I leave again, once again hoping and knowing. This goes on until a panic starts to set in. Most days my husband takes her to the van stop on his way to work. The van will be full of kids, waiting for Maddie to arrive because everybody else was on time. Maddie will be late. Again.
The scene almost always dissolves into mass chaos, with me running around, yelling at Maddie, often hastily shoving her shoes on her feet and tying them for her. Even though she’s a teenager and perfectly capable.
Her hair is unbrushed AGAIN. Most likely greasy because I couldn’t get her to shower the day before. Her dandruff is getting really bad. She isn’t wearing the pants I put out, but instead has chosen a pair she likes better that are smeared with dried avocado. Maybe she did her homework. Maybe she didn’t. Maybe she did it and it’s now under her bed somewhere. I am yelling, my husband is yelling. Somehow they get out the door, her breakfast in her hand. By 7:45 a.m. I feel emotionally depleted, defeated. Again. I didn’t cry, though. I don’t cry much anymore.

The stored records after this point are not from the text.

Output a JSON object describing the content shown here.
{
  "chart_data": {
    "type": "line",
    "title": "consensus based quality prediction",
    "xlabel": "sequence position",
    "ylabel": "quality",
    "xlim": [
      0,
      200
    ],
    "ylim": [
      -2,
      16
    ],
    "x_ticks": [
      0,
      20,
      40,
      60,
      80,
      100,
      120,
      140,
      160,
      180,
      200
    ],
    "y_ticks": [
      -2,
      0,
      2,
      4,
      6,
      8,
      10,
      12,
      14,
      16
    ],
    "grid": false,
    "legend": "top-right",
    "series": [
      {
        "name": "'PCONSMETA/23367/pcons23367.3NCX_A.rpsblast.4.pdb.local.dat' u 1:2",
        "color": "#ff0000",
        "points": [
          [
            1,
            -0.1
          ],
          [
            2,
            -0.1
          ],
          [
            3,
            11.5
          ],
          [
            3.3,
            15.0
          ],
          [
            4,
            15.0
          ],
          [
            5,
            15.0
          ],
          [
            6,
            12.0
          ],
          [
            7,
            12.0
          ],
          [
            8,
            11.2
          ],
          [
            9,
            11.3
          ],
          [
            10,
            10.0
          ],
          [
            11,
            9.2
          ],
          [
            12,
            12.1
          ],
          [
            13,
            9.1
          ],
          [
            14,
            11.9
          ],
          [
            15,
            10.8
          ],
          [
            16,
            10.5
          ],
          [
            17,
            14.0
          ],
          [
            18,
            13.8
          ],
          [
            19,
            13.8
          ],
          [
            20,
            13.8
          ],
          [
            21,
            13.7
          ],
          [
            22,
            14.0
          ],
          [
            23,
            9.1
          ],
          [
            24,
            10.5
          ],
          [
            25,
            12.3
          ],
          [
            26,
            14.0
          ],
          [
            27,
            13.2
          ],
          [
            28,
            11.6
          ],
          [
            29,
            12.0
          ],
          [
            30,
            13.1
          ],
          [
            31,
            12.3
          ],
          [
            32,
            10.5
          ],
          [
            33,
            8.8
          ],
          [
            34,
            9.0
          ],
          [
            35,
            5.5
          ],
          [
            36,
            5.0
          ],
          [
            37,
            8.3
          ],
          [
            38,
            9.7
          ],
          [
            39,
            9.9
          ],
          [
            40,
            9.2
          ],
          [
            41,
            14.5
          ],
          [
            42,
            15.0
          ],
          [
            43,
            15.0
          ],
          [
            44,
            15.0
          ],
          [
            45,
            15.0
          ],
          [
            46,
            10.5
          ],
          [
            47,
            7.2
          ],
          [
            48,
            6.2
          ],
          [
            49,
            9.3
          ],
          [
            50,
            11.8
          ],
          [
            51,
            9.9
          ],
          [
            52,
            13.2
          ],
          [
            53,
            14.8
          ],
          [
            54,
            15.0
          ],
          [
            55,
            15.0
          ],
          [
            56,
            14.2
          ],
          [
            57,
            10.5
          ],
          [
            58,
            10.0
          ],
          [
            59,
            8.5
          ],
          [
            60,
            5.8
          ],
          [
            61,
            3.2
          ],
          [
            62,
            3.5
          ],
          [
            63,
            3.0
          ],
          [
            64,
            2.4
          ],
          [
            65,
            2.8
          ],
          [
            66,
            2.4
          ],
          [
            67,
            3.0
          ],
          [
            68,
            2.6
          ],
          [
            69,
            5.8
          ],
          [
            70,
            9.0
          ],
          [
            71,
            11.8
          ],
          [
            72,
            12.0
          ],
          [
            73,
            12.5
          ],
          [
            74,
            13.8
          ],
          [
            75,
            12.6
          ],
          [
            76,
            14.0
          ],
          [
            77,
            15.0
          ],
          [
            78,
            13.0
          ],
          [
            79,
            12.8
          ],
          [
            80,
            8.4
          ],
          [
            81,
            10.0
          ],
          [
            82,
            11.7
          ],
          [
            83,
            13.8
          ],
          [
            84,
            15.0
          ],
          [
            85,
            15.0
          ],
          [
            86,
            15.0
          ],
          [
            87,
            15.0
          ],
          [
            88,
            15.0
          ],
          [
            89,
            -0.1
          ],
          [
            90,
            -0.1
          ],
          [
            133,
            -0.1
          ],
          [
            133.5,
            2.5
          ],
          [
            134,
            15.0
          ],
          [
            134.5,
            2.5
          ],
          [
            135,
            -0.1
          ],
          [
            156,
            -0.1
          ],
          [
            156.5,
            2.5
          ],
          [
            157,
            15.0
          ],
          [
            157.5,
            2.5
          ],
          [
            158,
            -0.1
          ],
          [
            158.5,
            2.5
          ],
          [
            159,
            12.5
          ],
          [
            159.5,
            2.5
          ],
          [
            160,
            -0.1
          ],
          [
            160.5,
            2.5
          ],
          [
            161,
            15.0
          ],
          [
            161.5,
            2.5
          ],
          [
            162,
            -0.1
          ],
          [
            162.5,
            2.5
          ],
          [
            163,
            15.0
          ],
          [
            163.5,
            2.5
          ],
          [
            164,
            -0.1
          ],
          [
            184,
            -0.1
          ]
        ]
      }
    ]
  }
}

At least this is the story up until now. Tomorrow is the first day of her sophomore year, and this is the year I am determined to help her become more self-reliant, self-motivated, even a little more organized. I am counting on her school to hold her accountable in a way her sweet little private school did not. I also know that if we can’t achieve some success, the last resort is a therapeutic boarding school. I will have actually been defeated as a mom, now willing to give her to somebody else more qualified to teach her how to be a grownup. I don’t want to send my child away, but we have to do what’s best for her. For now, we are counting on this new environment to be successful.
So tomorrow is a new day. It’s a big day. But it is still just another day. I am hoping, but not knowing. Not yet.